BAAS REJİMİ VE SURİYE


 






Ortadoğu; çok eski çağlardan beri insanlık için çok önemli bir merkezdir. Birçok medeniyet burada doğmuş ve gelişmiştir. Doğu ile Batıyı birbirine bağlayan Ticaret Yolları’nın üzerinde bulunması, 3 semavi dinin (Musevilik, Hristiyanlık ve İslam) burada ortaya çıkması bölgeyi daha da önemli hale getirmiştir. Ortadoğu’nun sınırlarını basit bir şekilde tanımlayacak olursak; yarımada olan Arabistan’ı ve Mısır’ı da kapsayan eski bilinen adıyla Mezopotamya bölgesidir. (Akkaya,2018, s.7) 

Ortadoğu bölgesini 1800’lü yıllardan günümüze kadar değerli kılan etmen ise Petrol’ün keşfidir. Ortadoğu bölgesinin Petrol ve gaz rezervi bakımından zengin olması güçlü devletlerin iştahını kabartmış ve bu bölgeye sahip olma arzusunu katlamıştır. Bu bölgenin gerek konumu gerek farklı etnik köken ve dini temelden insanı ile en önemli ülkelerinden biri Suriye’dir.

Suriye, yirminci yüzyılın başına kadar, daha çok eski Yunanlıların tarif ettiği şekliyle “üç kıtanın buluştuğu yer” anlamında coğrafi bir mahiyette kullanılan ve bugünkü Lübnan, Ürdün, Filistin, İsrail ve Suriye’yi içine alan geniş bir coğrafyanın adıdır. Zamanla bu bölge coğrafi kimliğini siyasi bir yapıya büründürerek ‘Büyük Suriye’ ideolojisinin uygulanma alanı olarak değiştirmiştir (Afaf Sabeh McGowan,1988, s.4) 

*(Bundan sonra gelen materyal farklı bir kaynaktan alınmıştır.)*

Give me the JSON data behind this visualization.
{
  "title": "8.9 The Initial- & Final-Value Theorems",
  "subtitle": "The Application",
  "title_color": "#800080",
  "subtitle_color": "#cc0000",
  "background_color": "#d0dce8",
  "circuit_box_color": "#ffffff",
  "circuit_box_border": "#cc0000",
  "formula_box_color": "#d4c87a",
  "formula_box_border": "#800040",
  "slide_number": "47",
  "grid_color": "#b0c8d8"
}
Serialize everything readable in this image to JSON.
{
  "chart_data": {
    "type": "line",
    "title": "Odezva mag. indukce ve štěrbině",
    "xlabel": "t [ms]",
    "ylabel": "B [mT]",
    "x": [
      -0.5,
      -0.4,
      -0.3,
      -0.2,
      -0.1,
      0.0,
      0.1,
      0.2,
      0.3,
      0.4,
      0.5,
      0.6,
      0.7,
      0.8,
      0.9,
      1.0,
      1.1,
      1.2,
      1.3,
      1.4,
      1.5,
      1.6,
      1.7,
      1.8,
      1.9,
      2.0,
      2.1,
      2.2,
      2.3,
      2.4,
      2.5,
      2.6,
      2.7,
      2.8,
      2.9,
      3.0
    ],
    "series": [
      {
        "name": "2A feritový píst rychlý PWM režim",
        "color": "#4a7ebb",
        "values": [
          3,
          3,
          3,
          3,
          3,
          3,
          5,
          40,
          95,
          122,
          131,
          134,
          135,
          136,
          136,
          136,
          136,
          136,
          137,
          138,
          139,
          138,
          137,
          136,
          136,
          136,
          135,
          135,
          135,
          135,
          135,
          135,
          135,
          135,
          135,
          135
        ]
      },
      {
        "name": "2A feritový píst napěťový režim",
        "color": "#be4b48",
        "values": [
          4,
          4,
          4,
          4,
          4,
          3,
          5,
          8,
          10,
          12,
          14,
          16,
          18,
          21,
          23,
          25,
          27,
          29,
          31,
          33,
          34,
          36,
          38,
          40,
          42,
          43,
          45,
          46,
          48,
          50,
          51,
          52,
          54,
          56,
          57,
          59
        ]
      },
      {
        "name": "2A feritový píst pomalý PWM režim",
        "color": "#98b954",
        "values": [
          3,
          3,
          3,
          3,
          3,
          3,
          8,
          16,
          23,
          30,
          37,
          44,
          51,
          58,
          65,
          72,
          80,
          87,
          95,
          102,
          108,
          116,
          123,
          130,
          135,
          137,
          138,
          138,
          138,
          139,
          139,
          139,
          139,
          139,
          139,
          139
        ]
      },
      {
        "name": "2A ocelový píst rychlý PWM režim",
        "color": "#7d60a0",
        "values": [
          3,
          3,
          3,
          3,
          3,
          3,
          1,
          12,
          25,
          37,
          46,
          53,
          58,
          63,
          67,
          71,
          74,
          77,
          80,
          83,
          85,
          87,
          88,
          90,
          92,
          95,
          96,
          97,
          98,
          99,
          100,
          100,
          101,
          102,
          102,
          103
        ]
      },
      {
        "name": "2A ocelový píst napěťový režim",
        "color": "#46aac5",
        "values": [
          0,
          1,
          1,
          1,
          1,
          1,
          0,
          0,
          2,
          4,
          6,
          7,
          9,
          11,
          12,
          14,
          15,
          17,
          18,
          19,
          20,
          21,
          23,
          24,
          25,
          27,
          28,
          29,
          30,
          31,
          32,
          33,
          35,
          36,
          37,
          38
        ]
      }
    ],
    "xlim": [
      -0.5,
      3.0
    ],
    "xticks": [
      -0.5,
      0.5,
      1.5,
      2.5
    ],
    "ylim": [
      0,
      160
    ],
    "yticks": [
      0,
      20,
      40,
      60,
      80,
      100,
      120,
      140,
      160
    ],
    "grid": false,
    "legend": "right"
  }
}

20.yüzyılda İngilizlerin Hindistan yolunu korumak amacı ile Ortadoğu’ya hâkim olma isteğini sürekli canlı tutmak istemişlerdir. Bundan dolayı Mekke şerifi Hüseyin ile bir antlaşma yapmak istemişler ve 1. Dünya savaşını da kullanarak Şerif Hüseyin’in desteği karşılığında Suriye topraklarını teklif etmişlerdir. Fakat İngilizler zaten “Sykes Picot” antlaşması ile Suriye’yi Fransa’ya vermeyi taahhüt etmişlerdir 1920 yılında sykes Picot antlaşması San Remo konferansında uygulanmıştır. Arap milletinin bölünmesi amacı ile de Ortadoğu’da Suriye, Lübnan, Irak ve Filistin gibi dört ayrı bağımsız devlet kurmuşlardır. Fransızların Suriye’ye sahip olmasından sonra Şerif Hüseyin’in oğlu faysal söz üzerine kendine Suriye Kralı ilan etmiştir. Fransızların bu konudaki olumsuz tutumu üzerine Kral Faysal Suriye’den kovulmuş ve İngiltere himayesine sığınmıştır. İngilizler ise Suriye sözünü Şerif Hüseyin’in diğer oğlu Abdullah’a Irak Krallığı vererek ödediklerini düşünseler de diğer oğul Kral Faysal sorunu baş gösterince İngilizler bu konuyu çözmeye çalışmıştır. Çünkü Şerif Hüseyin büyük ve güçlü bir müttefiktir Ortadoğu’daki hakimiyet ve bu hakimiyetin gücünde yeri önemlidir. İngilizler bu krize çözüm olarak Filistin topraklarını ikiye bölmüş Ürdün adında yeni bir devlet kurmuş Irak Kralı Abdullah’ı Ürdün kralı olarak atamış ve Irak krallığının boş kalması üzerine de Kral Faysalı Irak Kralı olarak atanmıştır. Suriye’de ise Kral Faysaldan sonra Fransız Manda sistemi uygulanmaya başlanmıştır.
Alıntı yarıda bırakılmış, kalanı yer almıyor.